Just at library closing time, several people came up to say hello. One was Nataraj, who looked interested in my poetry project at the typewriter. He said with excitement, “I used to write poems in college.”

The Stranger: Nataraj

The Word: Awesome

The poem I wrote:

“I love that idea so I believe that it’s true.” – T.K.
 
Still I can’t understand the list of things
that I can’t understand. Any ritual, done
to the body with love, becomes a form
of good or should. And who can say it
isn’t awesome or something close
when science lifts from our customs
a vein of truth—for survival is a language
honed over centuries to keep itself alive.

The Challenge: Do you have a poem in you on this word? Write one here.

3 comments on “The word: Awesome

  1. Guilty Pleasure

    The bachelor for the show has finally been found!
    Twenty-five eager young women his way are bound.
    On the first night they all meet;
    with a kiss, each one he greets.
    After all twenty-five introductions are done,
    the handsome bachelor begins to have fun.
    They talk. They drink.
    They smile. They wink.
    Conversation vignettes are scripted and edited in
    with girls whose names are Tiffany and Brandilynn.
    Words repeated such as amazing and awesome
    are swiftly planted, fertilized, and blossom.
    For the next ten weeks from eight until ten
    I am glued to my TV, waiting for someone to “win.”

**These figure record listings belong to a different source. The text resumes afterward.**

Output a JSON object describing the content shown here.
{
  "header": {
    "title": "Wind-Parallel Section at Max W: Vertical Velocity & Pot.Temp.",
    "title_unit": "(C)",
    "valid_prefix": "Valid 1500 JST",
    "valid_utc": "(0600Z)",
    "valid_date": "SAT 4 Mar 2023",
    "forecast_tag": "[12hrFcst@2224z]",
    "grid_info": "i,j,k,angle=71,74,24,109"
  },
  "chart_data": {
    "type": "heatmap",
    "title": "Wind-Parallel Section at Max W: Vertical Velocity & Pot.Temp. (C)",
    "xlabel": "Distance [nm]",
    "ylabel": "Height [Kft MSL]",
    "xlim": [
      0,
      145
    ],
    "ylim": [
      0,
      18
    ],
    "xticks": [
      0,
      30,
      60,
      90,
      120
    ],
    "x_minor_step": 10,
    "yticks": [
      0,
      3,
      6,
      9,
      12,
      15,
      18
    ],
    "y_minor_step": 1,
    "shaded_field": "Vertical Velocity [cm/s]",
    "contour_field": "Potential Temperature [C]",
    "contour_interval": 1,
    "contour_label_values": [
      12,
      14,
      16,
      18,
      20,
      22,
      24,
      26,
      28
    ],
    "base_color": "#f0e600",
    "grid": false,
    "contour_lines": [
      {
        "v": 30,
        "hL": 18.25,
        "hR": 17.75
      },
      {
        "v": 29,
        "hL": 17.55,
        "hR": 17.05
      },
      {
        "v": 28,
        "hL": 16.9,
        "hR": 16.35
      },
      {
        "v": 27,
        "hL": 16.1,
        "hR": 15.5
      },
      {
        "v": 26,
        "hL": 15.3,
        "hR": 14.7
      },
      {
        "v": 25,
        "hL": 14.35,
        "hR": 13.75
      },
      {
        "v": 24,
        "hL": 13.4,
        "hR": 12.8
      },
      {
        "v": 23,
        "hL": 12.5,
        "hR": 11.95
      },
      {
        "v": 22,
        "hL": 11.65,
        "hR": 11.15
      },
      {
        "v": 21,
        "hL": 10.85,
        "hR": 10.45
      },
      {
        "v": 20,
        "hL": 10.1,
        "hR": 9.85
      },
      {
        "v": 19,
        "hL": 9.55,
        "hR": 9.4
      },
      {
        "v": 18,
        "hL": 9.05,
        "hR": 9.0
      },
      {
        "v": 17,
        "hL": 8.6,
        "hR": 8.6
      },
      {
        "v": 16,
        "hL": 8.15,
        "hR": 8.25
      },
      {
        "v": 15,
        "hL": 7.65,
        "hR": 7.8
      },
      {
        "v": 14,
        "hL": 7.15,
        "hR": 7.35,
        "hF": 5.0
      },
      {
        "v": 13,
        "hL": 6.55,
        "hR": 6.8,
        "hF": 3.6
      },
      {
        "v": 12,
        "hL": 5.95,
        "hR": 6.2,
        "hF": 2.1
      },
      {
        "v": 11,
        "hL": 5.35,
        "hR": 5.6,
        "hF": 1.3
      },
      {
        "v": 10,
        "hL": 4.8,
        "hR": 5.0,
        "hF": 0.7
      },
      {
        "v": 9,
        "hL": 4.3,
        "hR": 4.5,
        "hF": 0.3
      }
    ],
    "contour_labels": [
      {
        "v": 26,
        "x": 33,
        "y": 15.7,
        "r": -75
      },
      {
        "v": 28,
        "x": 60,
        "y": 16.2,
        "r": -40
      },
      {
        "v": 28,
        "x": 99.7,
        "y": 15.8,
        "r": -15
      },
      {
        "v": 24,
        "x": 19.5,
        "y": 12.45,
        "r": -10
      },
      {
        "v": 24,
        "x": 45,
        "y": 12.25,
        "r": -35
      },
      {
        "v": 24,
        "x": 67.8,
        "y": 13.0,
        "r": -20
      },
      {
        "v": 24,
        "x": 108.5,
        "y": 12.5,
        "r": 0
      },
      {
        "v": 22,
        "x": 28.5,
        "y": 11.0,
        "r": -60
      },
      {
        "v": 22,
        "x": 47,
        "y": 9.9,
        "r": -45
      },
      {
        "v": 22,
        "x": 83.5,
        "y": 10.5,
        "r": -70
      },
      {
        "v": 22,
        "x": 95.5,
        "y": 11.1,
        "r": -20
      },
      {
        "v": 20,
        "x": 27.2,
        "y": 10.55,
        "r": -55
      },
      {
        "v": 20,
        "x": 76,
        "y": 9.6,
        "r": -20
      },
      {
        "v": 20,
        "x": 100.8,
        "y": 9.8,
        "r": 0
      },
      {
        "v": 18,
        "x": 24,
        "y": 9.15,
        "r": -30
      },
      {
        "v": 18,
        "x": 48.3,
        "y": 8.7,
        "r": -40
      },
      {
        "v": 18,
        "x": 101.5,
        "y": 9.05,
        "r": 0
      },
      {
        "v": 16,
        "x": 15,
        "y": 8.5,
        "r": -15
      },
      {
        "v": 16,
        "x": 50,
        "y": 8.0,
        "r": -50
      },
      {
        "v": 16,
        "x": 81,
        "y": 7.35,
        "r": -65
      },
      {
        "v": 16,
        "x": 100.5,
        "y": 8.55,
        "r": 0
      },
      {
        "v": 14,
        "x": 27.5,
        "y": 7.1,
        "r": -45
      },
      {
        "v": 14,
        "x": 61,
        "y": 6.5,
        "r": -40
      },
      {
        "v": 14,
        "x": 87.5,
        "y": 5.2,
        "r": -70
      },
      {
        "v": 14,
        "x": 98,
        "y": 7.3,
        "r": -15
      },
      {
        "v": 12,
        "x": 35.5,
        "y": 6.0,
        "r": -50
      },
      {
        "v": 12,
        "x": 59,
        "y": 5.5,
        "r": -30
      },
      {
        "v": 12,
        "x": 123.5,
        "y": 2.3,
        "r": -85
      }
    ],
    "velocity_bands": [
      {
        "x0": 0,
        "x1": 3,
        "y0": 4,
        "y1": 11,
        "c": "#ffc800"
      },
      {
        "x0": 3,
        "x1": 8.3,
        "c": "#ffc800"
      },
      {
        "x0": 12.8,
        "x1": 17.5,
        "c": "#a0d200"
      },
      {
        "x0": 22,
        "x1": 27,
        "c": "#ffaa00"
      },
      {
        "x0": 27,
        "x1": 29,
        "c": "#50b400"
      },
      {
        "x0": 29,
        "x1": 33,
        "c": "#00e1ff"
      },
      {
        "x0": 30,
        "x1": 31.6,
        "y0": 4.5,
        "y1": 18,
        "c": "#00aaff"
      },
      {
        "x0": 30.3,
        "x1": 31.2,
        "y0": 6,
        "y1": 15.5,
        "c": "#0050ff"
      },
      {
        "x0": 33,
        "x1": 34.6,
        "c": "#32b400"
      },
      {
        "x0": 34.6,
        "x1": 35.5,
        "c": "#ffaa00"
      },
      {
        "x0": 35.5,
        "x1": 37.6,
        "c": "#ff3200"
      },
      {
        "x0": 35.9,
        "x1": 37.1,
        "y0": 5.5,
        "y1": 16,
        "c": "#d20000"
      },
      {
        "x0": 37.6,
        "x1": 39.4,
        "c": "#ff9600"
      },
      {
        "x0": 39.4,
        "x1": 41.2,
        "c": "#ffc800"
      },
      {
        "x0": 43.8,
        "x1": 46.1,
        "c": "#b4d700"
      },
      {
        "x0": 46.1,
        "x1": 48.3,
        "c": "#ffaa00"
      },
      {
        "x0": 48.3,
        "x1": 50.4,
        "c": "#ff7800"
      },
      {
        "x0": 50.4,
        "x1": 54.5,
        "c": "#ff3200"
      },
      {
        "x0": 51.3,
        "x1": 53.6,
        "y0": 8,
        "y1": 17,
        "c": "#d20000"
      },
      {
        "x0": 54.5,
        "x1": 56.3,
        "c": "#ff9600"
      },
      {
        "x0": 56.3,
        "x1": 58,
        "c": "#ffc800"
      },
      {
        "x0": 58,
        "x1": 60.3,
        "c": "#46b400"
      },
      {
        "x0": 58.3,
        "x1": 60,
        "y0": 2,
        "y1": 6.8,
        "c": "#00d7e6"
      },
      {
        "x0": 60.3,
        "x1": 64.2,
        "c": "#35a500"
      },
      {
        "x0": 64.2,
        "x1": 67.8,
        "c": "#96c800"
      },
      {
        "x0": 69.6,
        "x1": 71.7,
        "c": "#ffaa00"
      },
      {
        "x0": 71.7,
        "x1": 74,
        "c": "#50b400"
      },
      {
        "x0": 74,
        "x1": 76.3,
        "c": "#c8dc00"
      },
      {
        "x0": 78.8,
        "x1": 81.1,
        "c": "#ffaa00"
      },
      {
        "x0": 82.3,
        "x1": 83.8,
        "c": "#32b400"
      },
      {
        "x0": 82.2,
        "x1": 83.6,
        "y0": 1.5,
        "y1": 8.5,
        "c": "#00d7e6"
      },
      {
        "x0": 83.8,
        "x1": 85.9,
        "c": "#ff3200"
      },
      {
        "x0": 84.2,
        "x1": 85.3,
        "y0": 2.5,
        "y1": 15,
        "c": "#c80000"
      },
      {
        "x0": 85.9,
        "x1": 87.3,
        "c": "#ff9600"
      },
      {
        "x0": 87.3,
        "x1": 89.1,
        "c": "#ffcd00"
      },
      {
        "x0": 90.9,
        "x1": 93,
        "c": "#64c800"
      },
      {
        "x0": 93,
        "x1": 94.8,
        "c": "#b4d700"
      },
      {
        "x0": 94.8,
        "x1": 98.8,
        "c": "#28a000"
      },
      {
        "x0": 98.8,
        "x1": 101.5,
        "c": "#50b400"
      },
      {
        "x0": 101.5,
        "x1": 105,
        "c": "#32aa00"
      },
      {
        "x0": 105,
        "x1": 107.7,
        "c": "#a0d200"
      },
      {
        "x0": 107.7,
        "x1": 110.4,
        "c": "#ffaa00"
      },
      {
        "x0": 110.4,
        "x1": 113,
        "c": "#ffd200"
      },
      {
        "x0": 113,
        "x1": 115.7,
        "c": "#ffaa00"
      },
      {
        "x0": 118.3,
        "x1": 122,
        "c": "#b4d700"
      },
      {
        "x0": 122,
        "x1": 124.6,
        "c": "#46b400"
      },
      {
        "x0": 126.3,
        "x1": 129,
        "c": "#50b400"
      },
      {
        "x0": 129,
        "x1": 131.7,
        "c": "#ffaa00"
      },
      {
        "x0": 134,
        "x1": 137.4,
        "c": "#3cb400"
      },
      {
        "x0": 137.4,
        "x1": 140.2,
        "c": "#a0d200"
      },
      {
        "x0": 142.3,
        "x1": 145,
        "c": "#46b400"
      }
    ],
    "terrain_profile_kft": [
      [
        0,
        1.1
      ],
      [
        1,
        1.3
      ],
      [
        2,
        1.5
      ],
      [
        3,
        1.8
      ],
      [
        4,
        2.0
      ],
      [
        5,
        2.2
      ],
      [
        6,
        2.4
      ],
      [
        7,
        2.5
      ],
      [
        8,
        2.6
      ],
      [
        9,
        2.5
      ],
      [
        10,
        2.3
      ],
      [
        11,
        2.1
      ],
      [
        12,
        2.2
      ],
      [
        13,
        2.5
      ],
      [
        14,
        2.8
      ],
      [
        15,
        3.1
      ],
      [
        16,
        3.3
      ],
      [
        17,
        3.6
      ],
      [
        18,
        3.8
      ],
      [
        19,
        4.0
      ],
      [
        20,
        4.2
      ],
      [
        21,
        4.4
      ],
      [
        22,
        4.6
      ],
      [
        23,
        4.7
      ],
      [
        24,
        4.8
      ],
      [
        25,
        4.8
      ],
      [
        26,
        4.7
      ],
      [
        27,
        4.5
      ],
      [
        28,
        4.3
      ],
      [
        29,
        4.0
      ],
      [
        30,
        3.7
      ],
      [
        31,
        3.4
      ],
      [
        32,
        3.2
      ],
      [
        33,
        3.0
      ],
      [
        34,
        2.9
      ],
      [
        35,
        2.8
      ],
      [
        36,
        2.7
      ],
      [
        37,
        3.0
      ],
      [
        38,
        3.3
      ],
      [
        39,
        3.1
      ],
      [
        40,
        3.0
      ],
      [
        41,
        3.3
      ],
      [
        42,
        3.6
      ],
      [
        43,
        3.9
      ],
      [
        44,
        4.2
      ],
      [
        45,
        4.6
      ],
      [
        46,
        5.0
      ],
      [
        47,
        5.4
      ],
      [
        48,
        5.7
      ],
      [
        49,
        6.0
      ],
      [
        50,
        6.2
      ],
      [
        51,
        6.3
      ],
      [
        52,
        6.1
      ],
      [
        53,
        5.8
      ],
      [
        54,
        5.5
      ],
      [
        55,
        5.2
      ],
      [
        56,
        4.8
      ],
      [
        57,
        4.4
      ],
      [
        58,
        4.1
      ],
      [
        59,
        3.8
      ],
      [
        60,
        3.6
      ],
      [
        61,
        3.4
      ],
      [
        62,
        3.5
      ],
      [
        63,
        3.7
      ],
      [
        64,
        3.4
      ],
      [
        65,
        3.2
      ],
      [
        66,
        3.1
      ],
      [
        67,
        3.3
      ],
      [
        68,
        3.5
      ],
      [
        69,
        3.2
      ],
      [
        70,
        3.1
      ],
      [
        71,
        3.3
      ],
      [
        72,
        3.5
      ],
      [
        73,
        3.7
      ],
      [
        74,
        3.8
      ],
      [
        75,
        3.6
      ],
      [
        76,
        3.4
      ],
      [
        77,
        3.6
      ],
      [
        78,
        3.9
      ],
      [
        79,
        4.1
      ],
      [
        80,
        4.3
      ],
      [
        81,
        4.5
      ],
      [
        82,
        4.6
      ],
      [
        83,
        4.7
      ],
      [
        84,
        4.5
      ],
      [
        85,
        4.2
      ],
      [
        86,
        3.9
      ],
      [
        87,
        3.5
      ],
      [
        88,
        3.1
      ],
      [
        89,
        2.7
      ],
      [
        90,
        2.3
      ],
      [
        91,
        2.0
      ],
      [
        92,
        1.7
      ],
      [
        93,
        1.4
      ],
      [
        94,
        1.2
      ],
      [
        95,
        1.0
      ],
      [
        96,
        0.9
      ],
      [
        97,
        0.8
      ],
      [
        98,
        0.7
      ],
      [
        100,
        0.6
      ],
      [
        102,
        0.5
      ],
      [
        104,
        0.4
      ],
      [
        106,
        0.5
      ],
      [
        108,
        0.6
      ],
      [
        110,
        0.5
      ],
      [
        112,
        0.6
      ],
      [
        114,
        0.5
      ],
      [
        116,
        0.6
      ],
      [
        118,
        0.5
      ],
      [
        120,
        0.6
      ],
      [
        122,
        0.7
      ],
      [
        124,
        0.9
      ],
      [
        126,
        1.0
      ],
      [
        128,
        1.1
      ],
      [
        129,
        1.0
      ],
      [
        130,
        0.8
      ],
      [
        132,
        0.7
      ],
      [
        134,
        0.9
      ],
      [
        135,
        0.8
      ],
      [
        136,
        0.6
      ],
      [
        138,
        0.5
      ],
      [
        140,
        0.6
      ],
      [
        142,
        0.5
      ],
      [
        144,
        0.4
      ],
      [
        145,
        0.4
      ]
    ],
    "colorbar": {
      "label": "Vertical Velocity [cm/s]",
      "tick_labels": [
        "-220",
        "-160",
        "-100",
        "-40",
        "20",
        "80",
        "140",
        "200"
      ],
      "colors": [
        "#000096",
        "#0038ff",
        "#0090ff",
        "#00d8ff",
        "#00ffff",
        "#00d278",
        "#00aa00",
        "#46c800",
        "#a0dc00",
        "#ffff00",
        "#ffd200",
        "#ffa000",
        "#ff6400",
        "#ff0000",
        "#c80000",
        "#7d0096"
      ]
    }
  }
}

  2. Martin Mayland of Cedar Creek

    January 5, 2019 at 10:01 am Reply

    Awfully Awesome

    My karma killed your dogma.
    It was quite catastrophic.
    Please, keep your ma on a leash
    Or, at least, well out of traffic.
    I want to go to Katmandu.
    They say it’s awfully awesome.
    I want to see what cat men do
    When they’re not at playing possum.
    They say that there’s a mendicant
    Who beggars our belief.
    He does what men don’t, won’t and can’t
    While begging for relief.
    And so that begs the question-
    Why must he be mendacious?
    The wide gaps in his stories…
    We suss as so sus-spacious.
    All of us feeling wanting.
    I suppose that is our wont.
    We are lackeys lacking,
    Unable to avaunt.
    Your dogma chased my karma,
    While barking, down the street
    Until it was caught up with me
    But still felt incomplete.
    You know it is as they say-
    Dogma is a bitch
    Frantically scratching irritations
    But not relieve itch.

  3. Martin Mayland of Cedar Creek

    January 5, 2019 at 12:57 pm Reply

    Also Awfully Awesome

    To be “filled with awe” does not conflate to “awful.”
    Don’t you think that’s awfully odd?
    Linguistic rules aren’t always lawful.
    English is perverse and often awfully flawed.

    “Somewhat in awe” falls quite short of “awesome.”
    In this day, “awesome” is transcendent.
    While “fullness” plays its role as possum,
    “Some” is unsurpassed, unrivaled, and resplendent.

    I would be thoroughly confused
    If English were my second tongue.
    Our argot seems much abused.
    Meaning is mangled as our words are wrung.

    How did being “full” of “awe”
    Come to be as it is thus?
    As the words leave from my maw
    They’ve joined to mean the odious.

    Go figure that the “sum” of “awe”
    Adds to that much more.
    Suffixing “some” breaks language law,
    Broken now from heretofore.

    And so, it’s awfully awesome.
    It’s totally terrific.
    That I find it noisome
    That appends are less specific.

    Were I were a King,
    By decree I might repair
    Words and rules by banishing
    Those I find unfitting and unfair.